Results

By the end of the study period, 293 patients had been included. Of these, 97 (33.1%) had an autologous blood transfusion after ICS (95% confidence interval [CI] 27.7–38.8). ICS failed in 10 patients (3.4%; 95% CI 1.65–6.2).
The characteristics of the patients are summarized in Table 1.
The 2 groups did not differ significantly on maternal age, body mass index, parity, birth date, history of postpartum haemorrhage, type of anesthesia, or urgent cesarean section. Cesarean sections for placenta abnormality were more frequent in the autotransfusion group (58.8% vs. 45.9%, P = .04), but the opposite was observed for cesarean section for uterine scar(s) (13.4% vs. 27.6%, respectively; P = .007).
The overall rate of PPH was 53.6% (95% CI 47.7–59.4). A higher percentage of patients had severe bleeding (>1,000 mL) in the autotransfusion group (86.6% vs. 10.7%, P < .0001). The hemostasis hysterectomy rate in our series was 10.2% (95% CI 6.7–13.7).
Of the 97 women who received autotransfusion, 47 (48%) did not receive a homologous transfusion (Annex Table).

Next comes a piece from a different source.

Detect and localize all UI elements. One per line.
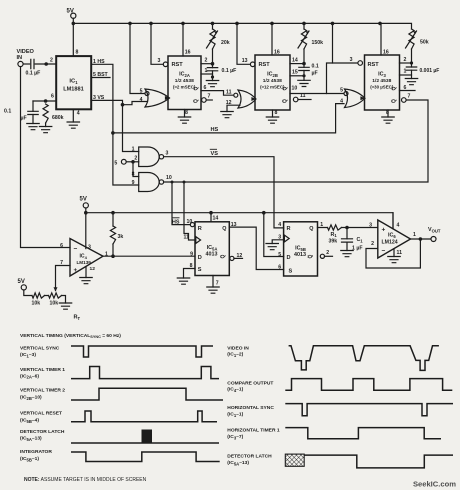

Of the patients with postoperative bleeding, 76.9% were autotransfused. For patients with uterine fibroids and placenta accreta, autotransfusion was performed in 56.5% and 52.9% of patients, respectively. None of the 8 patients with hemostasis disorder were reinfused.
The results of the univariate analysis of autotransfusion according to the indications for ICS are detailed in Table 2. The univariate analysis showed a significant association between autotransfusion and the indications of placenta abnormality (P = .039) and transfusion difficulty (P = .042). Significantly more patients received ICS and autotransfusion for placenta accreta (P < .001), uterine fibroids (P = .013), and postoperative bleeding (P= .001). By contrast, patients with a rare blood group were significantly less likely to receive an autotransfusion (P< .001).
The results of the multivariate regression analysis are shown in Table 3. This analysis showed a significant independent association between autotransfusion and placenta accreta (P < .001; odds ratio [OR] 3.42, 95% CI 1.8–6.54), uterine fibroids (P = .005; OR 3.74, 95% CI 1.49–9.38), and postoperative bleeding (P< .001; OR 10.15, 95% CI 2.67–38.53). There was an inverse relationship between transfusion difficulties and autotransfusion; that is, the group with transfusion difficulties had a lower risk of autotransfusion (P = .034; OR 0.11, 95% CI 0.015–0.85).
The median volume of blood used in the autotransfusion, expressed as quartile (Q1–Q3), was 270 mL (170–490). In this study, 170 autologous RBC units were transfused with an average volume of 284 mL per RBC unit.
The ROC curve indicated a predictive bleeding threshold for autotransfusion of 936mL, a positive predictive value (PPV) of 77.4% and a negative predictive value (NPV) of 95.5% (Figure 1).
No cases of amniotic fluid embolism and no immediate transfusion complications were observed in our series. Five patients with sickle cell disease received autotransfusion with a median volume of 131 mL (84–148, 95% CI 70–341). No transfusion-related incidents occurred in these patients.